Festival Drinks: Pears, Pomegranates and Rosemary Oh My!
Thanksgiving is just 14 days away! Do you know what your will serve your friends and family? If you need some help in the drink department, I have compiled a list of my favs that are sure to get your guests in the holiday spirit.
2 cinnamon sticks, plus more for serving
2 medium apples, thinly sliced (I prefer Honeycrisp)

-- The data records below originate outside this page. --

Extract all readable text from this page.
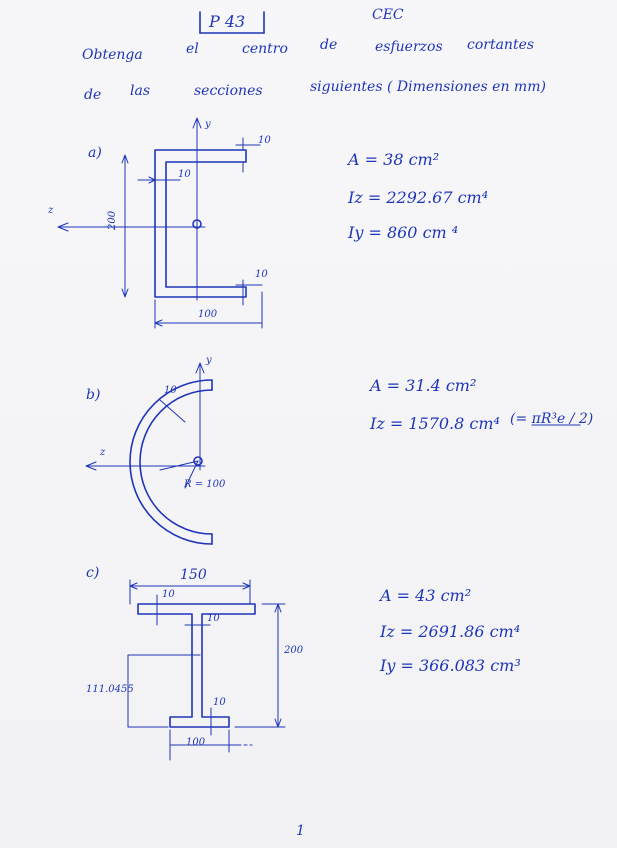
P 43	CEC
Obtenga	el	centro de	esfuerzos cortantes
de las	secciones	siguientes ( Dimensiones en mm)
a)
y
z
10
10
200
10
100
A = 38 cm²
Iz = 2292.67 cm⁴
Iy = 860 cm ⁴
b)
y
z
10
R = 100
A = 31.4 cm²
Iz = 1570.8 cm⁴ (= πR³e / 2)
c)	150
10
10
200
111.0455
10
100
A = 43 cm²
Iz = 2691.86 cm⁴
Iy = 366.083 cm³
1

1 medium pear, thinly sliced
1 medium orange, thinly sliced
⅔ cup pomegranate seeds
1 (750 ml) bottle white wine (I suggest a Pinot Grigio)
2 cups apple cider
½ cup brandy
¼ cup orange juice
2 tbsp. lemon juice
Club soda, for serving
Place the cinnamon sticks and fruit into a large pitcher. Add wine, apple cider, brandy, orange juice, and lemon juice. Allow to sit in the refrigerator for 3 – 24 hours (6-8 hours is best!).

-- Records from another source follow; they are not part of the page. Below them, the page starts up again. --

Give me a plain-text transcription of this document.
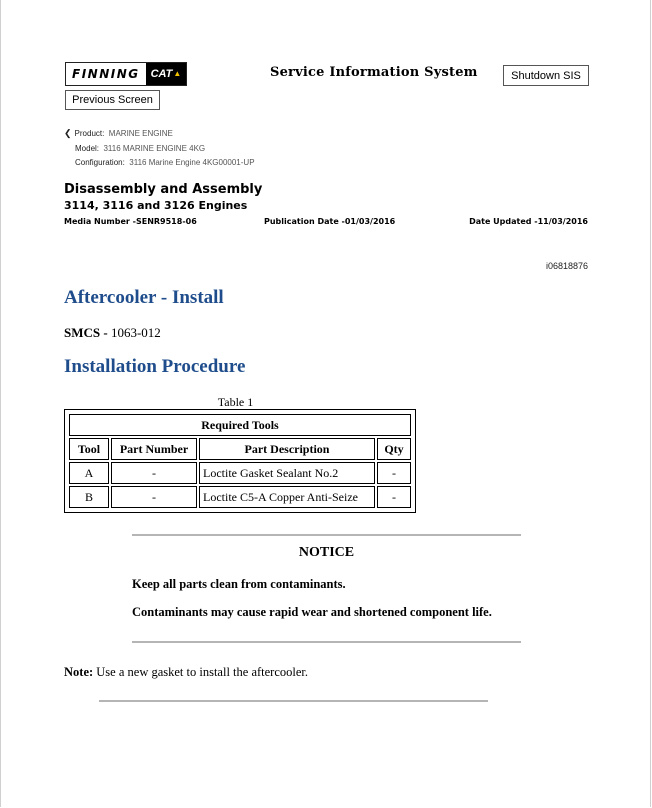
FINNING	CAT ▲	Service Information System	Shutdown SIS
Previous Screen
❮ Product: MARINE ENGINE
Model: 3116 MARINE ENGINE 4KG
Configuration: 3116 Marine Engine 4KG00001-UP
Disassembly and Assembly
3114, 3116 and 3126 Engines
Media Number -SENR9518-06	Publication Date -01/03/2016	Date Updated -11/03/2016
i06818876
Aftercooler - Install
SMCS - 1063-012
Installation Procedure
Table 1
Required Tools			
Tool	Part Number	Part Description	Qty
A	-	Loctite Gasket Sealant No.2	-
B	-	Loctite C5-A Copper Anti-Seize	-
NOTICE
Keep all parts clean from contaminants.
Contaminants may cause rapid wear and shortened component life.
Note: Use a new gasket to install the aftercooler.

Pour the sangria and fruit into glasses. Add a splash of club soda. Garnish with a cinnamon stick, if desired.
Prep Time: 30 minutes
Total Time: 3 hours, 30 minutes (or overnight)

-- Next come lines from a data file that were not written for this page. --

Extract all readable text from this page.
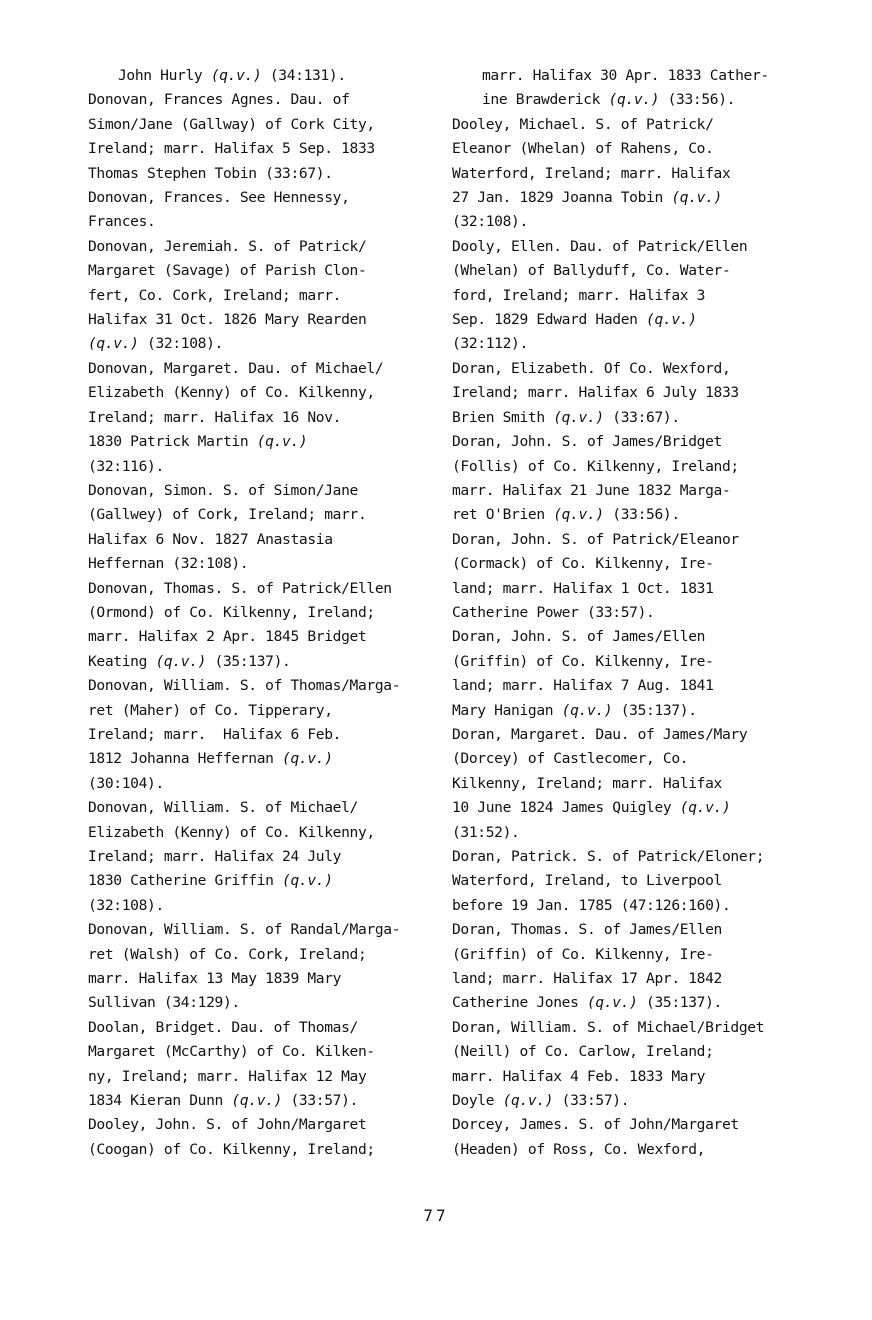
John Hurly (q.v.) (34:131).
Donovan, Frances Agnes. Dau. of
Simon/Jane (Gallway) of Cork City,
Ireland; marr. Halifax 5 Sep. 1833
Thomas Stephen Tobin (33:67).
Donovan, Frances. See Hennessy,
Frances.
Donovan, Jeremiah. S. of Patrick/
Margaret (Savage) of Parish Clon-
fert, Co. Cork, Ireland; marr.
Halifax 31 Oct. 1826 Mary Rearden
(q.v.) (32:108).
Donovan, Margaret. Dau. of Michael/
Elizabeth (Kenny) of Co. Kilkenny,
Ireland; marr. Halifax 16 Nov.
1830 Patrick Martin (q.v.)
(32:116).
Donovan, Simon. S. of Simon/Jane
(Gallwey) of Cork, Ireland; marr.
Halifax 6 Nov. 1827 Anastasia
Heffernan (32:108).
Donovan, Thomas. S. of Patrick/Ellen
(Ormond) of Co. Kilkenny, Ireland;
marr. Halifax 2 Apr. 1845 Bridget
Keating (q.v.) (35:137).
Donovan, William. S. of Thomas/Marga-
ret (Maher) of Co. Tipperary,
Ireland; marr.  Halifax 6 Feb.
1812 Johanna Heffernan (q.v.)
(30:104).
Donovan, William. S. of Michael/
Elizabeth (Kenny) of Co. Kilkenny,
Ireland; marr. Halifax 24 July
1830 Catherine Griffin (q.v.)
(32:108).
Donovan, William. S. of Randal/Marga-
ret (Walsh) of Co. Cork, Ireland;
marr. Halifax 13 May 1839 Mary
Sullivan (34:129).
Doolan, Bridget. Dau. of Thomas/
Margaret (McCarthy) of Co. Kilken-
ny, Ireland; marr. Halifax 12 May
1834 Kieran Dunn (q.v.) (33:57).
Dooley, John. S. of John/Margaret
(Coogan) of Co. Kilkenny, Ireland;
marr. Halifax 30 Apr. 1833 Cather-
ine Brawderick (q.v.) (33:56).
Dooley, Michael. S. of Patrick/
Eleanor (Whelan) of Rahens, Co.
Waterford, Ireland; marr. Halifax
27 Jan. 1829 Joanna Tobin (q.v.)
(32:108).
Dooly, Ellen. Dau. of Patrick/Ellen
(Whelan) of Ballyduff, Co. Water-
ford, Ireland; marr. Halifax 3
Sep. 1829 Edward Haden (q.v.)
(32:112).
Doran, Elizabeth. Of Co. Wexford,
Ireland; marr. Halifax 6 July 1833
Brien Smith (q.v.) (33:67).
Doran, John. S. of James/Bridget
(Follis) of Co. Kilkenny, Ireland;
marr. Halifax 21 June 1832 Marga-
ret O'Brien (q.v.) (33:56).
Doran, John. S. of Patrick/Eleanor
(Cormack) of Co. Kilkenny, Ire-
land; marr. Halifax 1 Oct. 1831
Catherine Power (33:57).
Doran, John. S. of James/Ellen
(Griffin) of Co. Kilkenny, Ire-
land; marr. Halifax 7 Aug. 1841
Mary Hanigan (q.v.) (35:137).
Doran, Margaret. Dau. of James/Mary
(Dorcey) of Castlecomer, Co.
Kilkenny, Ireland; marr. Halifax
10 June 1824 James Quigley (q.v.)
(31:52).
Doran, Patrick. S. of Patrick/Eloner;
Waterford, Ireland, to Liverpool
before 19 Jan. 1785 (47:126:160).
Doran, Thomas. S. of James/Ellen
(Griffin) of Co. Kilkenny, Ire-
land; marr. Halifax 17 Apr. 1842
Catherine Jones (q.v.) (35:137).
Doran, William. S. of Michael/Bridget
(Neill) of Co. Carlow, Ireland;
marr. Halifax 4 Feb. 1833 Mary
Doyle (q.v.) (33:57).
Dorcey, James. S. of John/Margaret
(Headen) of Ross, Co. Wexford,
77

Pomegranate Rosemary Spritzer (via A House in the Hills blog)
1 bottle prosecco (chilled)
2 ounces peach schnapps (chilled)
4 teaspoons fresh squeezed lemon juice
4 ounces pom juice
1 small bottle mango flavored soda water
6-8 sprigs rosemary
1 fresh pomegranate
.5 cup sugar
1 cup water
Add 1 cup of water to a small pan with 2-3 sprigs of rosemary, bring to a boil.
Add sugar to boiling water and stir until sugar dissolves.
Remove from heat, strain rosemary leaves and set to cool.
Clean and de-seed pomegranate. Set seeds aside.
Pour prosecco evenly into 4 cocktail glasses.
Add .5 ounces of peach schnapps, .5 ounces rosemary simple syrup, 1 teaspoon lemon juice, 1 ounce pom juice and a splash of mango soda water to each glass and stir.
Add 1 tablespoon of pomegranate seeds to each glass.
Allow the pomegranate seeds time to float to the top of the glass and garnish with 1 sprig of rosemary.
Pear Rosemary Cocktail (via seriouseats.com from Kelly Carambula)
1 cup sugar
1 cup water
- 3 sprigs rosemary
FOR THE COCKTAIL:
1 1/2 ounce pear brandy
1/2 ounce rosemary syrup
1/2 ounce Domaine de Canton ginger liqueur
1/2 ounce freshly squeezed lemon juice
2-inch sprig of rosemary
1. To make the rosemary syrup: Combine the sugar, water and 3 sprigs rosemary in a small saucepan over medium-high heat. Stir to dissolve sugar and bring to a boil. Reduce to a simmer and continue to cook for 15 minutes. Remove from heat and let cool. Remove rosemary before bottling.
2. To make the cocktail: Fill a cocktail shaker with ice. Add pear brandy, rosemary syrup, Domain de Canton, and lemon juice. Shake for 15 seconds.
3. Strain into a cocktail glass and garnish with rosemary sprig.
So there you have it folks, a few cocktail options to make your next holiday gathering merry and bright!